Revue de presse

Luc Ferry : "Islamophobie : peut-on critiquer les religions ?" (lefigaro.fr, 31 juil. 13)

2 août 2013

"Face aux récents événements de Trappes, qui ont scandalisé la France entière et permis au Front national de se faire applaudir bien au-delà de ses frontières en parlant de « racaille islamisée », la question se repose : peut-on encore critiquer les religions sans être aussitôt accusé d’incitation à la haine ?

Il faut le dire et le redire : le concept douteux d’islamophobie introduit un biais tout à fait fallacieux quand il suggère que la critique d’une idéologie s’apparenterait au racisme. De même qu’on peut critiquer le judaïsme sans être antisémite, on doit pouvoir critiquer l’islam, et a fortiori ses déviations fondamentalistes, sans être le moins du monde « arabophobe ».

Du reste, comme tous les grands monothéismes, l’islam n’est nullement réservé à une ethnie particulière : il existe de par le monde des musulmans de toutes origines, y compris des « enfants de Clovis » et « Français de souche » (comme il ne faut pas dire, mais comment dire autrement sans multiplier inutilement les périphrases ?). La critique d’une théologie n’a en principe aucun lien nécessaire avec le rejet d’une « race » en quelque sens qu’on veuille définir ce terme.

Mais c’est là, justement, ce que refusent d’admettre ceux qui manient à longueur de temps le pseudo-concept d’« islamophobie » comme un anathème polémique.Pour eux, il va de soi que derrière les critiques de la religion, c’est le racisme de toujours qui se dissimule.

À ce compte, la loi qui interdit le port du voile intégral leur apparaît comme une loi raciale, à vrai dire d’autant plus hypocrite qu’elle s’abrite sous les dehors d’un discours général qui ne vise personne en particulier, mais interdit seulement de circuler dans les lieux publics à visage couvert. Pourtant, l’islam authentique n’impose nullement la burqa et la prohiber n’implique aucune forme de racisme ni même d’inimitié à l’égard des grandes spiritualités.

Freud déclare, en visant le judaïsme de son temps, que la religion est la « névrose obsessionnelle de l’humanité », est-il antisémite ? Évidemment non. Il ne stigmatise en rien une prétendue « race juive » qui serait nécessairement porteuse de traits obsessionnels, mais seulement certains rituels qu’impose aux fidèles les plus orthodoxes leur idéologie religieuse. Il est bien entendu conscient qu’on peut être juif sans être croyant ni pratiquant.

De même, quand Nietzsche publie L’Antéchrist, quand il déclare que la religion chrétienne représente le comble de ce qu’il nomme le « nihilisme », il n’en appelle pas pour autant à l’extermination des chrétiens dont il ne cesse de dire que l’existence lui importe.
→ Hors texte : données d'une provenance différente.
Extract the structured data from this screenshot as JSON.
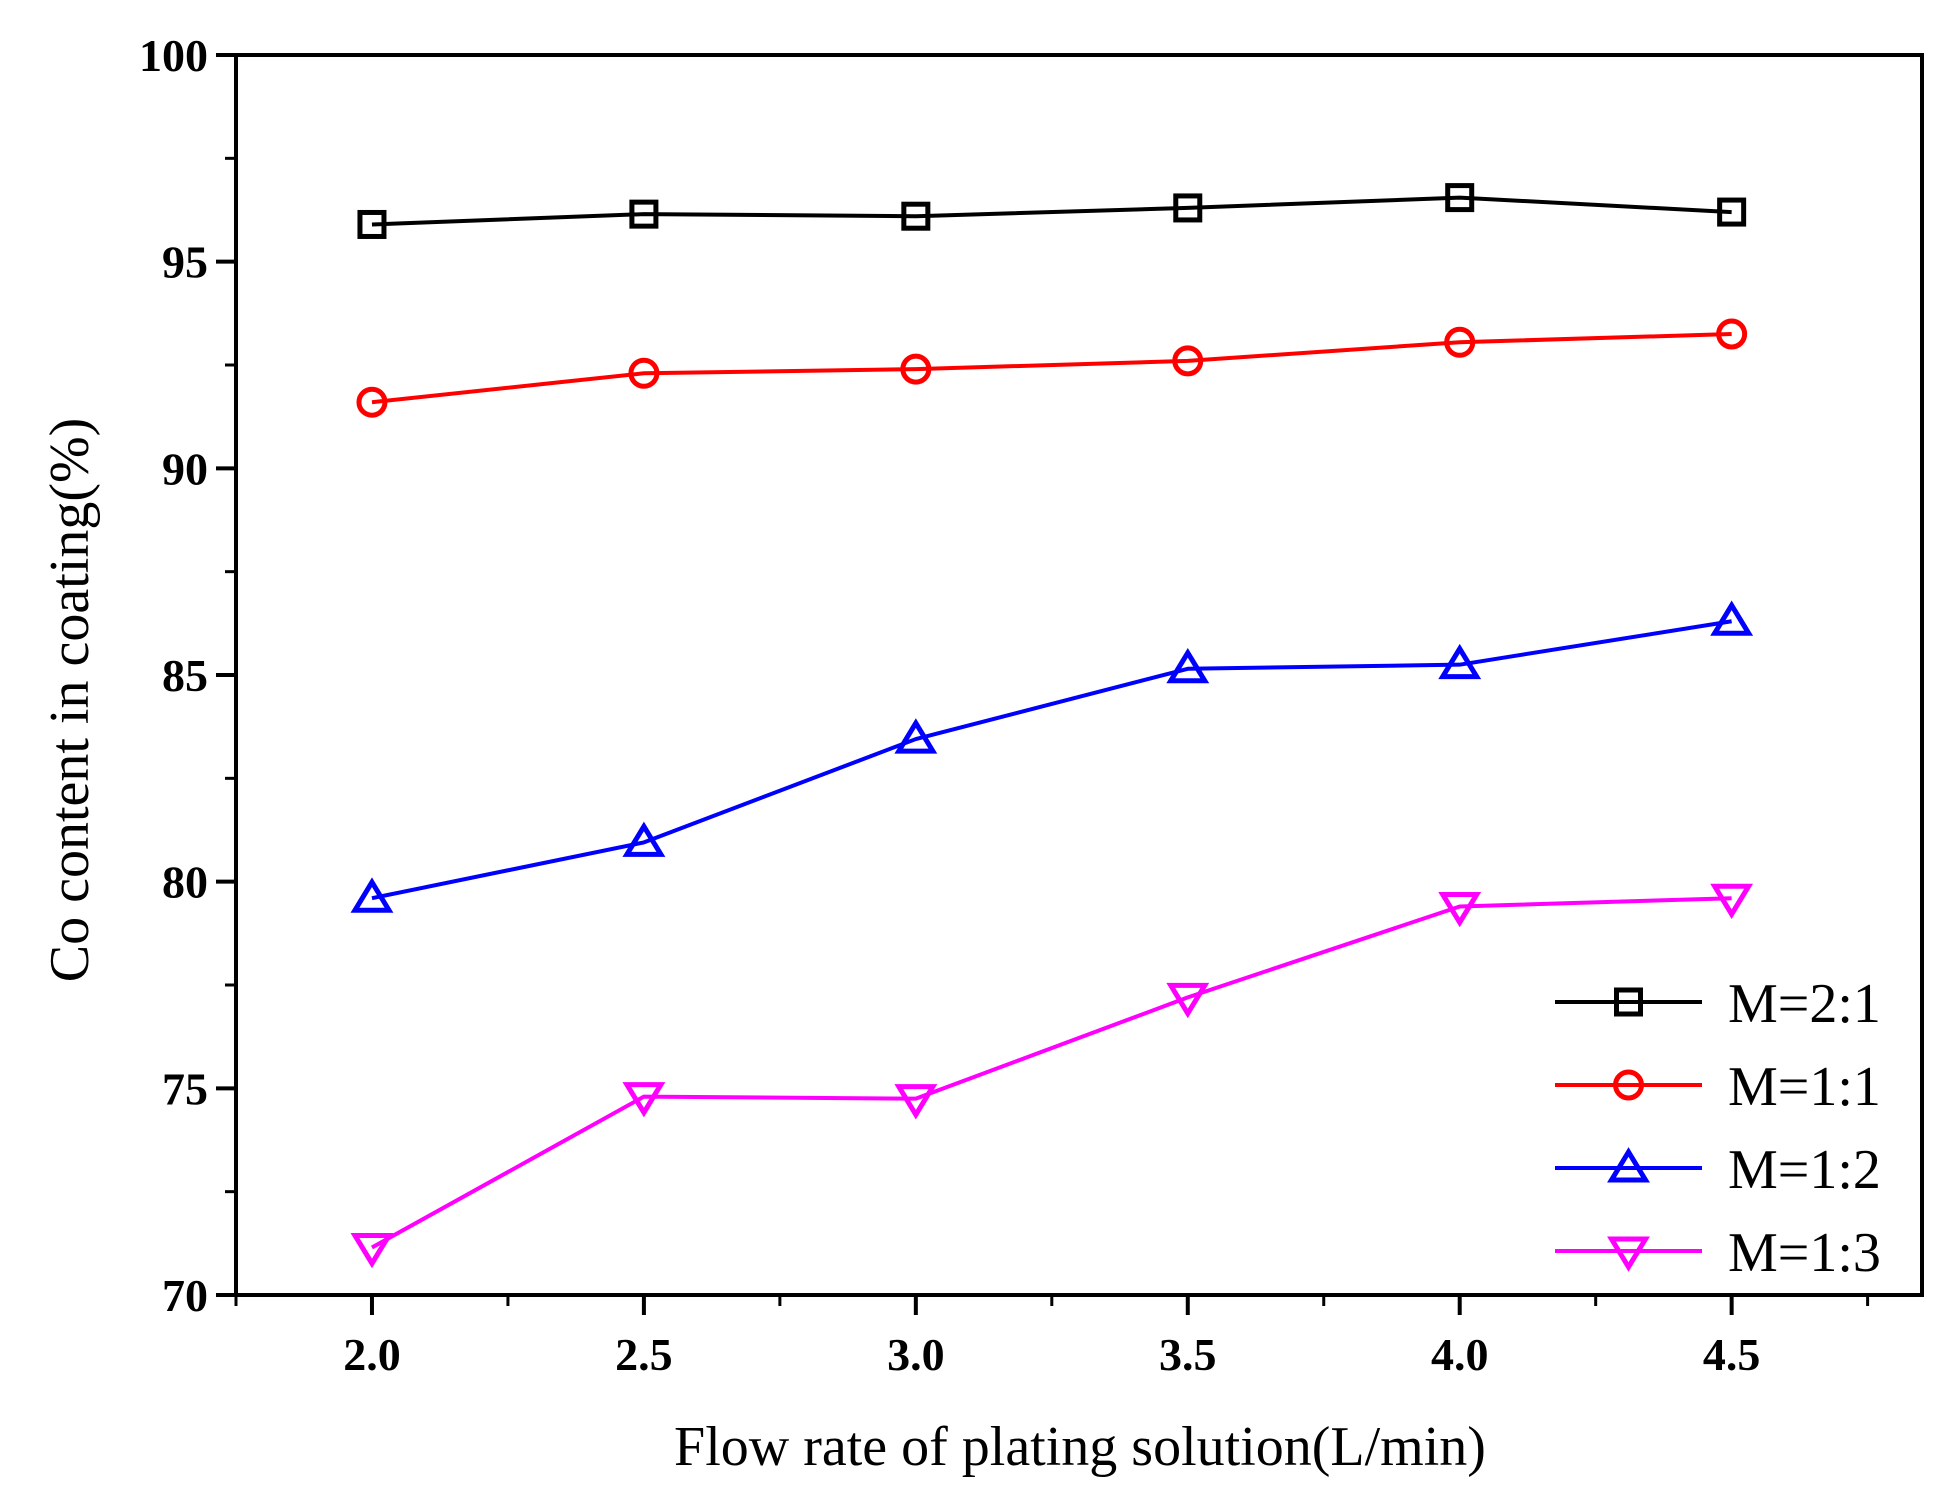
{
  "chart_data": {
    "type": "line",
    "title": "",
    "xlabel": "Flow rate of plating solution(L/min)",
    "ylabel": "Co content in coating(%)",
    "xlim": [
      1.75,
      4.85
    ],
    "ylim": [
      70,
      100
    ],
    "x": [
      2.0,
      2.5,
      3.0,
      3.5,
      4.0,
      4.5
    ],
    "x_tick_labels": [
      "2.0",
      "2.5",
      "3.0",
      "3.5",
      "4.0",
      "4.5"
    ],
    "y_ticks": [
      70,
      75,
      80,
      85,
      90,
      95,
      100
    ],
    "y_tick_labels": [
      "70",
      "75",
      "80",
      "85",
      "90",
      "95",
      "100"
    ],
    "legend_position": "bottom-right",
    "series": [
      {
        "name": "M=2:1",
        "color": "#000000",
        "marker": "square",
        "values": [
          95.9,
          96.15,
          96.1,
          96.3,
          96.55,
          96.2
        ]
      },
      {
        "name": "M=1:1",
        "color": "#ff0000",
        "marker": "circle",
        "values": [
          91.6,
          92.3,
          92.4,
          92.6,
          93.05,
          93.25
        ]
      },
      {
        "name": "M=1:2",
        "color": "#0000ff",
        "marker": "triangle-up",
        "values": [
          79.6,
          80.95,
          83.45,
          85.15,
          85.25,
          86.3
        ]
      },
      {
        "name": "M=1:3",
        "color": "#ff00ff",
        "marker": "triangle-down",
        "values": [
          71.15,
          74.8,
          74.75,
          77.2,
          79.4,
          79.6
        ]
      }
    ]
  }
}
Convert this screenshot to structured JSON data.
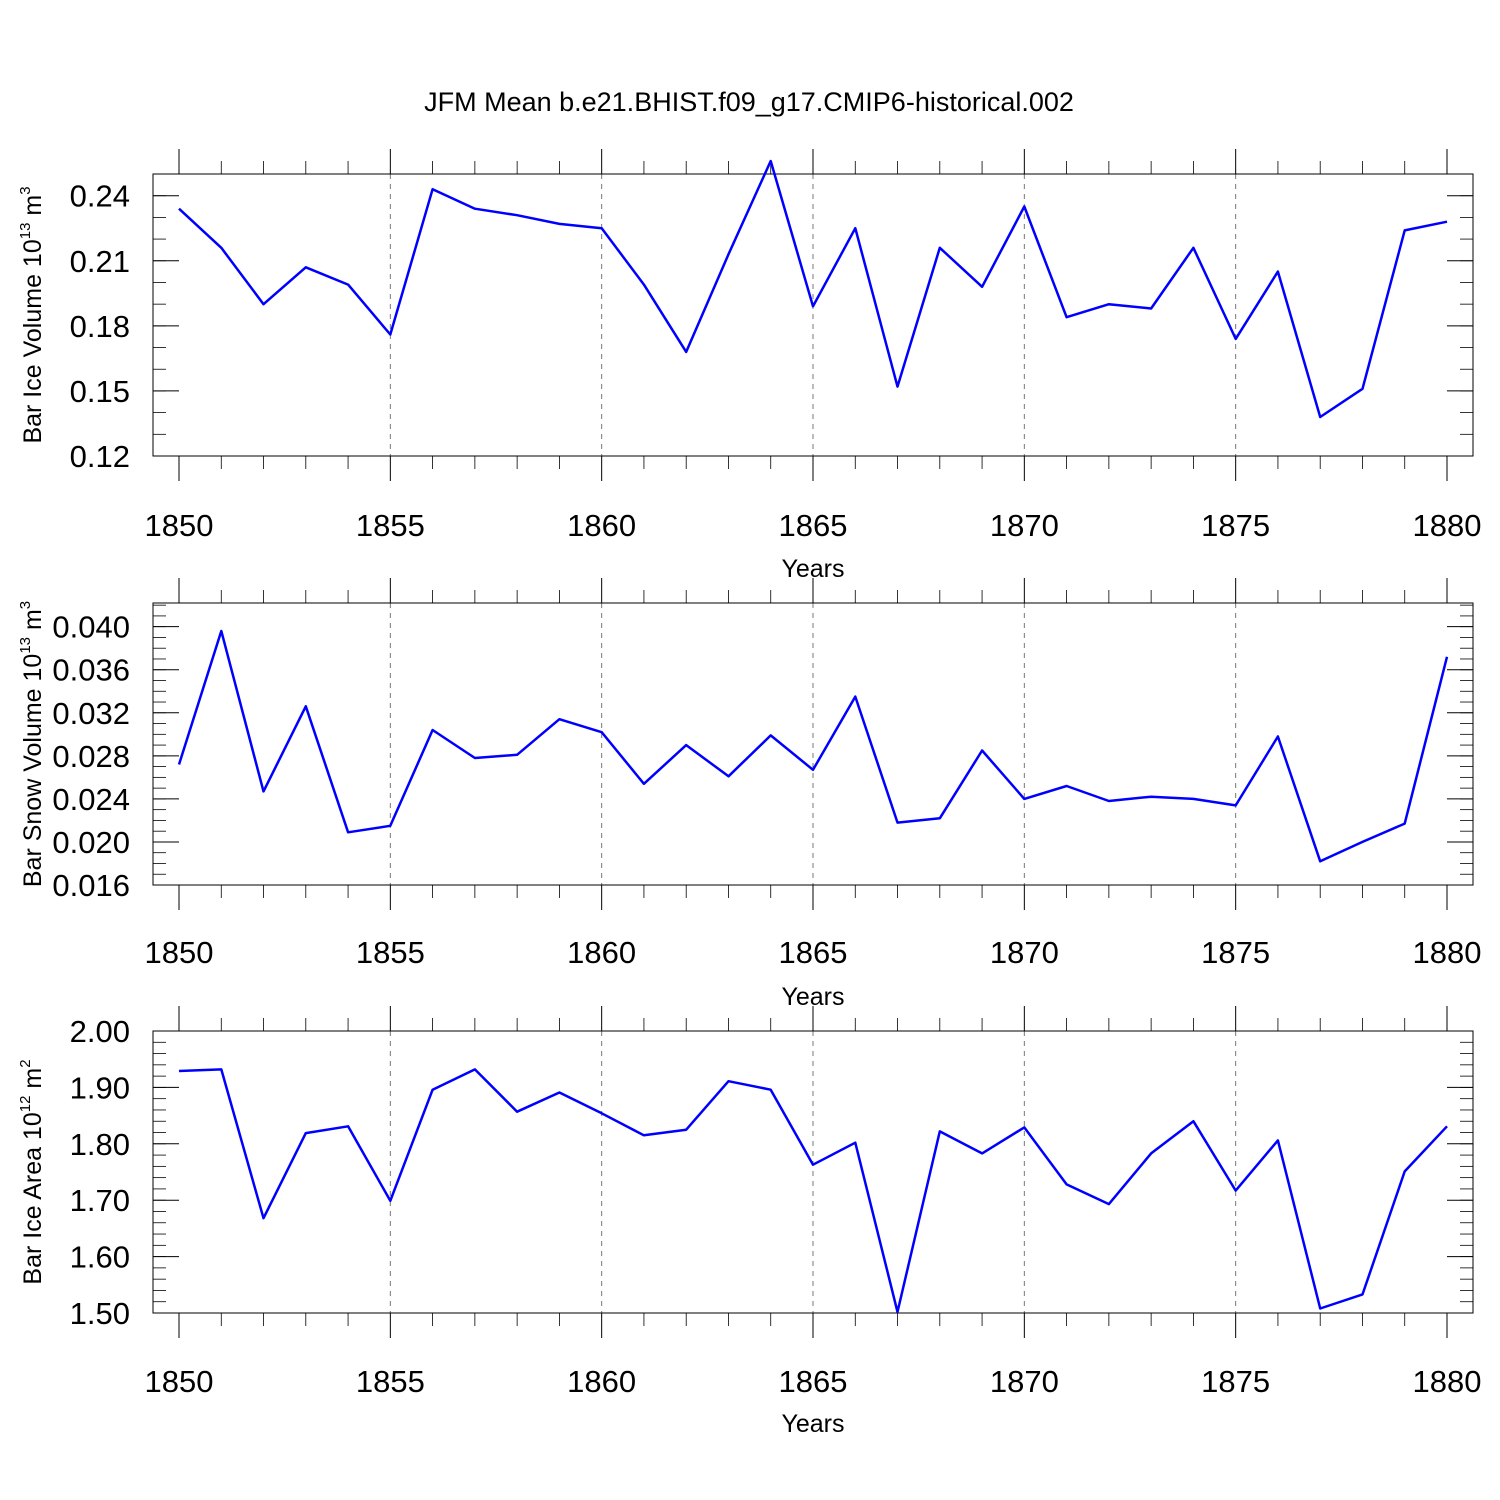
{
  "title": "JFM Mean b.e21.BHIST.f09_g17.CMIP6-historical.002",
  "line_color": "#0000ff",
  "chart_data": [
    {
      "type": "line",
      "ylabel": "Bar Ice Volume 10",
      "ylabel_exp": "13",
      "ylabel_unit": " m",
      "ylabel_unit_exp": "3",
      "xlabel": "Years",
      "xlim": [
        1850,
        1880
      ],
      "ylim": [
        0.12,
        0.25
      ],
      "x_ticks": [
        "1850",
        "1855",
        "1860",
        "1865",
        "1870",
        "1875",
        "1880"
      ],
      "y_ticks": [
        {
          "value": 0.12,
          "label": "0.12"
        },
        {
          "value": 0.15,
          "label": "0.15"
        },
        {
          "value": 0.18,
          "label": "0.18"
        },
        {
          "value": 0.21,
          "label": "0.21"
        },
        {
          "value": 0.24,
          "label": "0.24"
        }
      ],
      "y_minor_step": 0.01,
      "grid": "vertical dashed at major x ticks",
      "x": [
        1850,
        1851,
        1852,
        1853,
        1854,
        1855,
        1856,
        1857,
        1858,
        1859,
        1860,
        1861,
        1862,
        1863,
        1864,
        1865,
        1866,
        1867,
        1868,
        1869,
        1870,
        1871,
        1872,
        1873,
        1874,
        1875,
        1876,
        1877,
        1878,
        1879,
        1880
      ],
      "values": [
        0.234,
        0.216,
        0.19,
        0.207,
        0.199,
        0.176,
        0.243,
        0.234,
        0.231,
        0.227,
        0.225,
        0.199,
        0.168,
        0.213,
        0.256,
        0.189,
        0.225,
        0.152,
        0.216,
        0.198,
        0.235,
        0.184,
        0.19,
        0.188,
        0.216,
        0.174,
        0.205,
        0.138,
        0.151,
        0.224,
        0.228
      ]
    },
    {
      "type": "line",
      "ylabel": "Bar Snow Volume 10",
      "ylabel_exp": "13",
      "ylabel_unit": " m",
      "ylabel_unit_exp": "3",
      "xlabel": "Years",
      "xlim": [
        1850,
        1880
      ],
      "ylim": [
        0.016,
        0.0422
      ],
      "x_ticks": [
        "1850",
        "1855",
        "1860",
        "1865",
        "1870",
        "1875",
        "1880"
      ],
      "y_ticks": [
        {
          "value": 0.016,
          "label": "0.016"
        },
        {
          "value": 0.02,
          "label": "0.020"
        },
        {
          "value": 0.024,
          "label": "0.024"
        },
        {
          "value": 0.028,
          "label": "0.028"
        },
        {
          "value": 0.032,
          "label": "0.032"
        },
        {
          "value": 0.036,
          "label": "0.036"
        },
        {
          "value": 0.04,
          "label": "0.040"
        }
      ],
      "y_minor_step": 0.001,
      "grid": "vertical dashed at major x ticks",
      "x": [
        1850,
        1851,
        1852,
        1853,
        1854,
        1855,
        1856,
        1857,
        1858,
        1859,
        1860,
        1861,
        1862,
        1863,
        1864,
        1865,
        1866,
        1867,
        1868,
        1869,
        1870,
        1871,
        1872,
        1873,
        1874,
        1875,
        1876,
        1877,
        1878,
        1879,
        1880
      ],
      "values": [
        0.0272,
        0.0396,
        0.0247,
        0.0326,
        0.0209,
        0.0215,
        0.0304,
        0.0278,
        0.0281,
        0.0314,
        0.0302,
        0.0254,
        0.029,
        0.0261,
        0.0299,
        0.0267,
        0.0335,
        0.0218,
        0.0222,
        0.0285,
        0.024,
        0.0252,
        0.0238,
        0.0242,
        0.024,
        0.0234,
        0.0298,
        0.0182,
        0.02,
        0.0217,
        0.0372
      ]
    },
    {
      "type": "line",
      "ylabel": "Bar Ice Area 10",
      "ylabel_exp": "12",
      "ylabel_unit": " m",
      "ylabel_unit_exp": "2",
      "xlabel": "Years",
      "xlim": [
        1850,
        1880
      ],
      "ylim": [
        1.5,
        2.0
      ],
      "x_ticks": [
        "1850",
        "1855",
        "1860",
        "1865",
        "1870",
        "1875",
        "1880"
      ],
      "y_ticks": [
        {
          "value": 1.5,
          "label": "1.50"
        },
        {
          "value": 1.6,
          "label": "1.60"
        },
        {
          "value": 1.7,
          "label": "1.70"
        },
        {
          "value": 1.8,
          "label": "1.80"
        },
        {
          "value": 1.9,
          "label": "1.90"
        },
        {
          "value": 2.0,
          "label": "2.00"
        }
      ],
      "y_minor_step": 0.02,
      "grid": "vertical dashed at major x ticks",
      "x": [
        1850,
        1851,
        1852,
        1853,
        1854,
        1855,
        1856,
        1857,
        1858,
        1859,
        1860,
        1861,
        1862,
        1863,
        1864,
        1865,
        1866,
        1867,
        1868,
        1869,
        1870,
        1871,
        1872,
        1873,
        1874,
        1875,
        1876,
        1877,
        1878,
        1879,
        1880
      ],
      "values": [
        1.929,
        1.932,
        1.668,
        1.819,
        1.831,
        1.699,
        1.896,
        1.932,
        1.857,
        1.891,
        1.854,
        1.815,
        1.825,
        1.911,
        1.896,
        1.763,
        1.802,
        1.502,
        1.822,
        1.783,
        1.829,
        1.728,
        1.693,
        1.783,
        1.84,
        1.717,
        1.806,
        1.508,
        1.533,
        1.751,
        1.831
      ]
    }
  ]
}
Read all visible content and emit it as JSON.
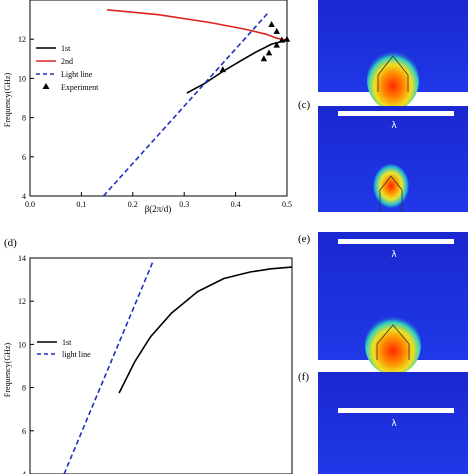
{
  "chart_data": [
    {
      "type": "line",
      "panel": "",
      "xlabel": "β(2π/d)",
      "ylabel": "Frequency(GHz)",
      "xlim": [
        0.0,
        0.5
      ],
      "ylim": [
        4,
        14
      ],
      "xticks": [
        0.0,
        0.1,
        0.2,
        0.3,
        0.4,
        0.5
      ],
      "yticks": [
        4,
        6,
        8,
        10,
        12
      ],
      "legend": "center-right",
      "series": [
        {
          "name": "1st",
          "color": "#000000",
          "style": "solid",
          "x": [
            0.305,
            0.34,
            0.375,
            0.41,
            0.44,
            0.47,
            0.5
          ],
          "y": [
            9.25,
            9.75,
            10.35,
            10.9,
            11.35,
            11.75,
            11.95
          ]
        },
        {
          "name": "2nd",
          "color": "#dd2222",
          "style": "solid",
          "x": [
            0.15,
            0.25,
            0.35,
            0.42,
            0.46,
            0.48,
            0.5
          ],
          "y": [
            13.5,
            13.25,
            12.85,
            12.5,
            12.25,
            12.05,
            11.95
          ]
        },
        {
          "name": "Light line",
          "color": "#1f2fbf",
          "style": "dashed",
          "x": [
            0.143,
            0.465
          ],
          "y": [
            4.0,
            13.4
          ]
        },
        {
          "name": "Experiment",
          "color": "#000000",
          "style": "triangles",
          "x": [
            0.375,
            0.455,
            0.465,
            0.48,
            0.49,
            0.48,
            0.47,
            0.5
          ],
          "y": [
            10.45,
            11.0,
            11.3,
            11.7,
            11.95,
            12.4,
            12.75,
            12.0
          ]
        }
      ]
    },
    {
      "type": "line",
      "panel": "(d)",
      "xlabel": "",
      "ylabel": "Frequency(GHz)",
      "xlim": [
        0.0,
        0.5
      ],
      "ylim": [
        4,
        14
      ],
      "yticks": [
        4,
        6,
        8,
        10,
        12,
        14
      ],
      "legend": "center-right",
      "series": [
        {
          "name": "1st",
          "color": "#000000",
          "style": "solid",
          "x": [
            0.17,
            0.2,
            0.23,
            0.27,
            0.32,
            0.37,
            0.42,
            0.46,
            0.5
          ],
          "y": [
            7.75,
            9.2,
            10.35,
            11.45,
            12.45,
            13.05,
            13.35,
            13.5,
            13.58
          ]
        },
        {
          "name": "light line",
          "color": "#1f2fbf",
          "style": "dashed",
          "x": [
            0.065,
            0.235
          ],
          "y": [
            4.0,
            13.85
          ]
        }
      ]
    }
  ],
  "panels": {
    "c": "(c)",
    "e": "(e)",
    "f": "(f)"
  },
  "scale_label": "λ",
  "colors": {
    "field_background": "#1b2bd8",
    "field_hot": "#ff3a00",
    "scale_bar": "#ffffff"
  }
}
Il les invite seulement à réfléchir au fait que, selon lui, ils n’ont inventé le ciel que pour nier la terre, l’au-delà pour dénigrer l’ici-bas, le paradis pour invalider le réel tel que nous le vivons ici et maintenant. Il tient le christianisme pour une espèce de « platonisme populaire », une sorte de vulgarisation du dualisme platonicien selon lequel le monde intelligible serait supérieur au monde sensible et l’idéal au réel. Voilà ce qu’il entend par nihilisme : une négation de la « réalité réelle » au nom d’une réalité mythique.

On peut adhérer ou non à ces critiques de la religion. On peut les trouver profondes ou au contraire stupides et injustes, peu importe. L’essentiel, c’est qu’elles n’impliquent aucune haine, aucun appel au meurtre, car elles ne visent pas les personnes en tant que telles, mais seulement les idées qu’elles défendent et dont elles peuvent toujours se détacher par les vertus de la réflexion.

C’est du droit à la critique qu’il est ici question, un droit inaliénable dans une démocratie digne de ce nom, pourvu, bien entendu, qu’il s’exprime dans le respect des individus. On doit pouvoir critiquer les religions, toutes les religions, comme on doit pouvoir critiquer le marxisme, le freudisme ou la pensée de Nietzsche lui-même en toute liberté.

Cela suppose seulement que l’on soit capable de faire la distinction entre les idées et ceux qui les portent, entre les visions du monde, qui sont toutes par principe critiquables, et les êtres de chair et de sang qui les incarnent.

Il est bon que les religions puissent se faire entendre dans une société laïque, comme elles le firent à propos du mariage gay. Pour autant, ce n’est pas à elles de faire la loi, encore moins de la bafouer, comme à Trappes, quand elle ne leur convient pas. Les critiquer quand elles outrepassent leurs limites n’est pas seulement un droit, c’est aussi un devoir de civisme."